台湾で働く日本人へのインタビューによると、「日本人のくせに」と言った差別や、「日本人なのに」「日本人だから」と偏見を持たれたり、必要以上の期待をされることはないそうです。「日本人はキレイ好きだから」と、日本人に積極的に部屋を貸すオーナーもいるのだとか。

また、台湾で日本人が少ない田舎の公衆浴場で、ある日本人がマナー違反な行為をしてしまった際、台湾人に非常に強く注意されましたが、台湾語で「日本人なのでマナーがわからずごめんなさい」と謝ったところ、浴場にいた台湾人が集まり、取り囲まれ「日本人がきた!」と歓迎された、というエピソードもあります。

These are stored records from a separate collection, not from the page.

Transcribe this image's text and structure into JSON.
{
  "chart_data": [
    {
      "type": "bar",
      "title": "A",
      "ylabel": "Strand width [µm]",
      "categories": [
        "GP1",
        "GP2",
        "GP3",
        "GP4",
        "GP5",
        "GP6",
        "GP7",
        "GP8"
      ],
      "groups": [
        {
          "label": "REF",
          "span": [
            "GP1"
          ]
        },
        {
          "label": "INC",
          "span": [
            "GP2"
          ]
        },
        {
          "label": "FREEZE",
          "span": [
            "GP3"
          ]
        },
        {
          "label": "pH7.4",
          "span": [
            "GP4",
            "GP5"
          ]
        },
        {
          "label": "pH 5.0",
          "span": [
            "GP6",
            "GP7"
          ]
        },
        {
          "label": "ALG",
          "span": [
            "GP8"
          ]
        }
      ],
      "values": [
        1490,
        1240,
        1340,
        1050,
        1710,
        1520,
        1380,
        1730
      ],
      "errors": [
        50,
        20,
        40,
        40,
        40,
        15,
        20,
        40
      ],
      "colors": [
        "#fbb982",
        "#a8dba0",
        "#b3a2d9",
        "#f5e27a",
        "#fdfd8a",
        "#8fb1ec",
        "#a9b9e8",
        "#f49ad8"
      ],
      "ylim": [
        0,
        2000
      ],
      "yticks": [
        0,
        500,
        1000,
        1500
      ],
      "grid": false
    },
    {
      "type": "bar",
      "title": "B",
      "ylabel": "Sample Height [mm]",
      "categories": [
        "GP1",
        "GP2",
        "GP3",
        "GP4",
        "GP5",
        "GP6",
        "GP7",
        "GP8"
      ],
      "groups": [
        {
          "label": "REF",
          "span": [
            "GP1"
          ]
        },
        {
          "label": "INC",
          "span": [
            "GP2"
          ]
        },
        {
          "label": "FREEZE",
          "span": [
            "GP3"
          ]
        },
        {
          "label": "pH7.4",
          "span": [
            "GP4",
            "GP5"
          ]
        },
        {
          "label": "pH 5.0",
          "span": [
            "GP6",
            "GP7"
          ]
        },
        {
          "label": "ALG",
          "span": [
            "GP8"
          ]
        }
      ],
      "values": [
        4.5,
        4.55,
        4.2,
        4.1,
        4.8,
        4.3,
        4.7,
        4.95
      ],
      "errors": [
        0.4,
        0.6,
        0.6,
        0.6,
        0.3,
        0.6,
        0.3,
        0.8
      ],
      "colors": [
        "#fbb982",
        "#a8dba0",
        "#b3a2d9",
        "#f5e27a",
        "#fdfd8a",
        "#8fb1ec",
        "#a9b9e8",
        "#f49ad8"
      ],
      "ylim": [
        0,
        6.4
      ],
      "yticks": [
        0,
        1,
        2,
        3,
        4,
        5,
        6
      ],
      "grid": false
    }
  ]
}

マナーに反したにも関わらず、日本人だからと差別されるのではなく歓迎される。そんな台湾はやはり真の親日国だと言えるのかもしれません。

まとめ - 台湾は比較的日本人への印象が良い

以上、「台湾は本当に親日国か - 日本人への印象や差別の有無について」でした。

親日国ランキング3位の台湾では、日本人に良い印象を抱いている人も多く、差別や偏見はほとんど存在しません。辛い歴史的背景から、日本を毛嫌いする人も当然存在しますが、学校でそういった歴史を学んでも尚、日本を嫌う人が少ないのが実情です。

良い部分を受け入れ、悪い部分はその国の文化だと割り切れる日本人と台湾人。今後も経済や技術、文化の発展のため、お互いにポジティブな印象を抱き続けて行きたいですね。

参考資料サイト

Docca
https://do-cca.com/2019/07/15/13801/

本記事は、2020年10月20日時点調査または公開された情報です。